Let's look at the positives: if there is one clarion benefit for the college-football-fan-at-large not invested in Ohio State's well-being, it is that you will never have to watch a down of grinding, hamfisted Tresselball ever, ever again. No more playing for a 52 yard field goal after an 18 play drive, no more sawing off at the legs of players like Terrelle Pryor, no more of those offensive gameplans that made the most diehard Buckeye fan want to rub drain cleaner on their eyes to blot out the horror.
That's over now, or at least is in its decline for the moment in Columbus. There's still horrors a-plenty in Chapel Hill as long as John Shoop coaches offense, and in Alabama it creeps in the minute the lead grows to two TDs and Saban shuts down the passing game. Though we think Tressel's firing is surrounded by several rich layers of bullshit, there is a momentary relief in this, something we were thinking about watching Barcelona level Manchester United in the Champions' League final.
Plus, Barça’s style is a risky one: it makes you vulnerable to counter-attacks in several ways, and soccer managers are notoriously risk-averse — as are all coaches in professional sports, really. As Gregg Easterbrook has been pointing out for some time, American football coaches punt way more than they should, but they keep doing it because they’re not going to get fired for punting too much, whereas they may well get fired for taking too many chances. I can tell managers that they ought to try playing aggressive and imaginative soccer, but they’ll just tell me that Ian Holloway tried that at Blackpool and it got him relegated.
We guess that's the one thing we're relieved about in Tressel leaving: we don't have to watch his brand of conservative football anymore, and that makes for a richer viewing experience on the whole. It's a suicidal bid to attempt to play interesting college football, but the relative bravery of college football coaches is one of the sport's more appealing facets. That's what makes Barca so fun to watch in a sport filled with conservative and often cowardly play, and what we continue to hope for against hope in college football.

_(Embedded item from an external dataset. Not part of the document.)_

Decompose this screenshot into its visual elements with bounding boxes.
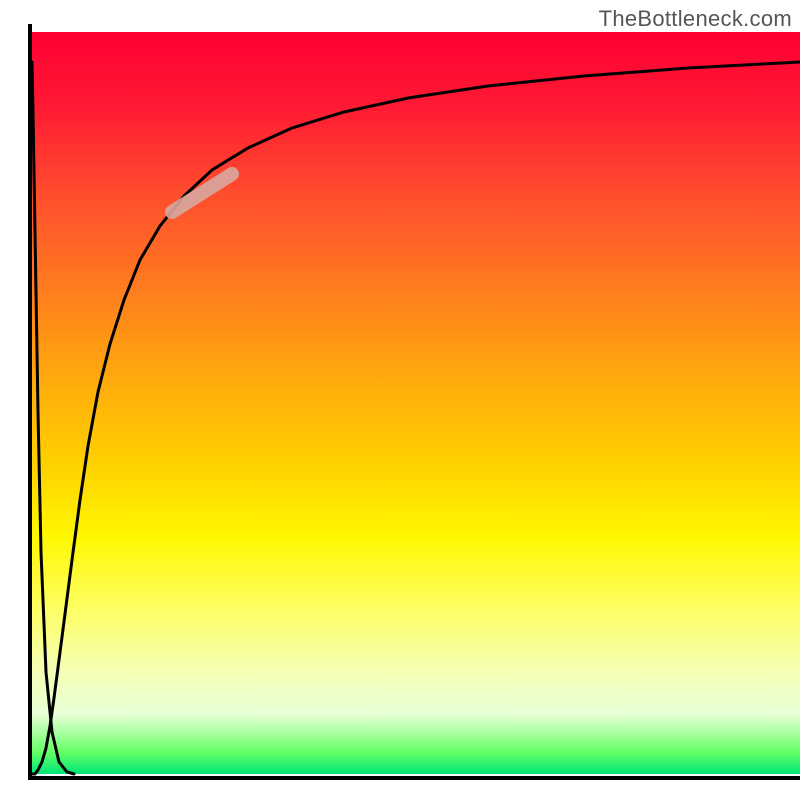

Chip Kelly, continue to be yourself. You are our only hope, especially with the SEC retrenching towards conservative Saban-ish play. No wonder we universally love the Les Miles and Steve Spurriers of this world: every time their fourth-down calls and Benny Hill play-calling trumps "the book," a spastic ADD angel gets its wings. You might lose, but better to go with a knife in the enemy's eye than a perfectly clean blade sitting unused in the scabbard.